Thursday, December 10, 2015

Theater Etiquette (i.e. cell phone and other distractions)

So today I read yet another article about a Broadway performance interrupted by an audience member on their cell phone. Earlier this year, Patti Lupone stepped off stage and grabbed a cell phone from an audience member's cell phone because they were distracting her with her texting. Within weeks there was someone at the play Hand to God who walked up on stage and plugged his phone into a fake outlet on the set just before the play was about to start. He didn't know and was escorted out by the ushers. Ignorance is bliss in this case, I guess.

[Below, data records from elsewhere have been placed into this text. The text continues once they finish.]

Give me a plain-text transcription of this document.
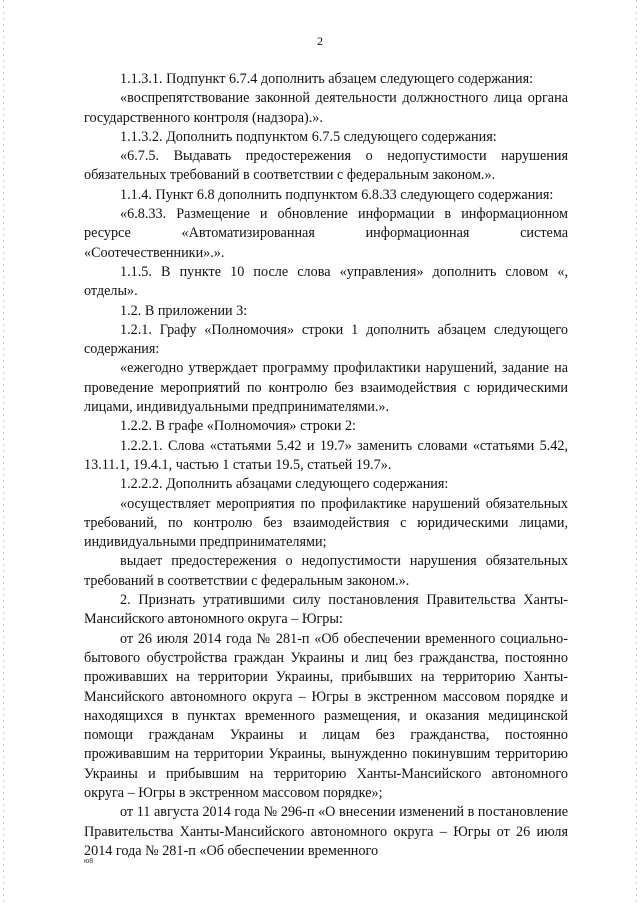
2

1.1.3.1. Подпункт 6.7.4 дополнить абзацем следующего содержания:

«воспрепятствование законной деятельности должностного лица органа государственного контроля (надзора).».

1.1.3.2. Дополнить подпунктом 6.7.5 следующего содержания:

«6.7.5. Выдавать предостережения о недопустимости нарушения обязательных требований в соответствии с федеральным законом.».

1.1.4. Пункт 6.8 дополнить подпунктом 6.8.33 следующего содержания:

«6.8.33. Размещение и обновление информации в информационном ресурсе «Автоматизированная информационная система «Соотечественники».».

1.1.5. В пункте 10 после слова «управления» дополнить словом «, отделы».

1.2. В приложении 3:

1.2.1. Графу «Полномочия» строки 1 дополнить абзацем следующего содержания:

«ежегодно утверждает программу профилактики нарушений, задание на проведение мероприятий по контролю без взаимодействия с юридическими лицами, индивидуальными предпринимателями.».

1.2.2. В графе «Полномочия» строки 2:

1.2.2.1. Слова «статьями 5.42 и 19.7» заменить словами «статьями 5.42, 13.11.1, 19.4.1, частью 1 статьи 19.5, статьей 19.7».

1.2.2.2. Дополнить абзацами следующего содержания:

«осуществляет мероприятия по профилактике нарушений обязательных требований, по контролю без взаимодействия с юридическими лицами, индивидуальными предпринимателями;

выдает предостережения о недопустимости нарушения обязательных требований в соответствии с федеральным законом.».

2. Признать утратившими силу постановления Правительства Ханты-Мансийского автономного округа – Югры:

от 26 июля 2014 года № 281-п «Об обеспечении временного социально-бытового обустройства граждан Украины и лиц без гражданства, постоянно проживавших на территории Украины, прибывших на территорию Ханты-Мансийского автономного округа – Югры в экстренном массовом порядке и находящихся в пунктах временного размещения, и оказания медицинской помощи гражданам Украины и лицам без гражданства, постоянно проживавшим на территории Украины, вынужденно покинувшим территорию Украины и прибывшим на территорию Ханты-Мансийского автономного округа – Югры в экстренном массовом порядке»;

от 11 августа 2014 года № 296-п «О внесении изменений в постановление Правительства Ханты-Мансийского автономного округа – Югры от 26 июля 2014 года № 281-п «Об обеспечении временного

ю8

This week, during a performance of the play Sylvia on Broadway, a cellphone rang right at the climax of the play.  The scene involved Matthew Broderick and Annaleigh Ashford. She spoke with playbill.com about the incident. In the play, she plays a dog.  The phone rang, twice. They kept on with the scene. After the second ring, the woman answered the phone and start talking. The audience members started shushing her. Annaleigh's initial thought was concern rather than rage. She thought there must be some emergency she needs to take the call.

The woman left her seat but then stood in the hallway and continued her conversation where she was clearly heard. So Annaleigh did what she does whenever they have a cellphone ring in the house. In character as a dog, she barked at the audience and then said, "I think somebody is having a conversation in another room." It got a laugh and they continued. After two pages of dialogue, they couldn't go on any longer because the audience became really distracted by this woman. A man in the front row shouted, "Throw her out!"

Finally someone helped her get off the phone. So Broderick and Annaleigh told the audience we're going to go back in the play and pick it up if its alright with you and they did.  Annaleigh has taken it well. No outrage like Patti Lupone, (who I don't blame for her response).  Annaleigh has expressed concern that she hopes that nothing serious came up for the woman on the phone and that everything is okay. Also, that she won't do that again.

Being an actor, this hits home for me. I've never personally experienced this when I've been on stage. What are some of the things I have experienced with an audience? Audience members putting their feet up on the stage like a foot rest. As Lily von Schtupp says in Blazing Saddles, "Tell me Tex ma'am, are you in show business?" "No." Then get your friggin feet off the stage!"

I did show in the round last year. The stage was not on a lift. Same level as the floor. So audience members in the first row have to keep their feet tucked in to avoid tripping actors. One day, a special needs young man was seated point the front row. He kept blurting out periodically. It was off-putting to some of the actors who were getting riled. I could tell quickly that this was a special needs person and was not something he could help.  At one point, he got up to go to the bathroom, and walked across the stage..while the entire company was on stage. Cast, not happy. I was thrown, but as I said, I could see who I was dealing with.

Another performance, we had a woman in the front row and get up to go to the bathroom in the middle of one of my scenes. Saw her out of the corner of my eye and it threw me for a second. My timing was a bit off, but I recovered. Later in the scene, she returned down one of the staircases from the lobby. Being a theater in the round, actors make entrances and entrances through the house. At this particular moment, several of the girls join the ensemble were on the stairs observing the scene between myself and my daughter. Rather than wait for them to clear, she pushed her way through the girls to get to her seat. She could have sat in an empty seat in the back and waited for a better moment to go all the way down front. She could have stood in the back and waited.  I don't know what was so important that she just had to get all the way down to that seat at hat moment. But she did. And she took us all out of the moment.

It seems to be growing concern, and as Annaleigh said we need to educate audiences. Cell phones are way of life now and are not going away. I can understand younger people not having the courtesy to turn them off. They were practically raised in a society where they are a part of their lives. But older folks, really?  You are old enough to remember when they didn't exist and you had no choice but to sit and be quiet.

Parents went out and left their kids with sitters and they didn't have to be connected for those two hours. They were fine. But now because the technology is there, they have to be in constant contact.
Can't it wait until intermission? What's an hour or two? And if you're really concerned about your kids that much, maybe you shouldn't go out and leave them alone.

I guess now, its about educating the audiences.